How to use xargs to execute python script in parallel fashion that takes input from file?-CodePudding

I have a python script that takes input from from stdin:

from urllib.parse import urlparse
import sys
import asyncio

from wapitiCore.main.wapiti import Wapiti, logging


async def scan(url: str):
    wapiti = Wapiti(url)
    wapiti.set_max_scan_time(30)
    wapiti.set_max_links_per_page(20)
    wapiti.set_max_files_per_dir(10)

    wapiti.verbosity(2)
    wapiti.set_color()
    wapiti.set_timeout(20)
    wapiti.set_modules("xss")
    wapiti.set_bug_reporting(False)

    parts = urlparse(url)
    wapiti.set_output_file(f"/tmp/{parts.scheme}_{parts.netloc}.json")
    wapiti.set_report_generator_type("json")

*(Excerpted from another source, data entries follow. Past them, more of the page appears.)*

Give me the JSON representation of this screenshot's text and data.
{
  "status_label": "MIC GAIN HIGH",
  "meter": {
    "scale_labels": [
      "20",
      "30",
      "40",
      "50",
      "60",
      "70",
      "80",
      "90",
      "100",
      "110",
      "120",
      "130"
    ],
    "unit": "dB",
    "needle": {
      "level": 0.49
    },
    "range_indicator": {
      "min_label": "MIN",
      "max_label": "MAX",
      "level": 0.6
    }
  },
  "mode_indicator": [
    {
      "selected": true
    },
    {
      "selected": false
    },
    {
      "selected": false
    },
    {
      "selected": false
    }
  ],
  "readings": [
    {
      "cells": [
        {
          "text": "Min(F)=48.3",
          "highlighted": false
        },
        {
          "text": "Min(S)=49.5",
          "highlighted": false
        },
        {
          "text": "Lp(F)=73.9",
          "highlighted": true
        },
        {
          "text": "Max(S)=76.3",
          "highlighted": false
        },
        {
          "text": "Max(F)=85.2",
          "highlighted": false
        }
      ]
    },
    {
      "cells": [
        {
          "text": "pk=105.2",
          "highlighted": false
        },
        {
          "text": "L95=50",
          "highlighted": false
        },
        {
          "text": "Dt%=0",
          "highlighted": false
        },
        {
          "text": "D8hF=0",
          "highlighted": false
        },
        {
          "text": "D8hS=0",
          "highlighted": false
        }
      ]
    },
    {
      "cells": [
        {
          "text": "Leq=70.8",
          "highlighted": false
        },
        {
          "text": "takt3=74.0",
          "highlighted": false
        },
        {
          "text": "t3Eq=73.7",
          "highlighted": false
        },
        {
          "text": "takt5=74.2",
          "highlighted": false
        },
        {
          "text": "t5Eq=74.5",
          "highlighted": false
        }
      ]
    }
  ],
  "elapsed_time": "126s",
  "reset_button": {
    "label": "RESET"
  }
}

    wapiti.set_attack_options({"timeout": 20, "level": 1})

    stop_event = asyncio.Event()
    await wapiti.init_persister()
    await wapiti.flush_session()
    await wapiti.browse(stop_event, parallelism=64)
    await wapiti.attack(stop_event)

if __name__ == "__main__":
    asyncio.run(scan(sys.argv[1]))

How can I use xargs to run this script on multiple URL's from a file in parallel fashion?

urls.txt

https://jeboekindewinkel.nl/
https://www.codestudyblog.com/

CodePudding user response：

I believe a bash file something like this would work.

cat urls.txt | while read line
do
python scriptName.py $line &
done

CodePudding user response：

This would execute your script concurrently based on the number of cores of processors.

cat urls.txt | xargs -L1 -P0 python script.py

Reference

-P maxprocs
    Parallel mode: run at most maxprocs invocations of utility at once.
    If maxprocs is set to 0, xargs will run as many processes as possible.

-L number
    Call utility for every number non-empty lines read.  A line ending with a
    space continues to the next non-empty line.  If EOF is reached and fewer
    lines have been read than number then utility will be called with the
    available lines.  The -L and -n options are mutually-exclusive; the last
    one given will be used.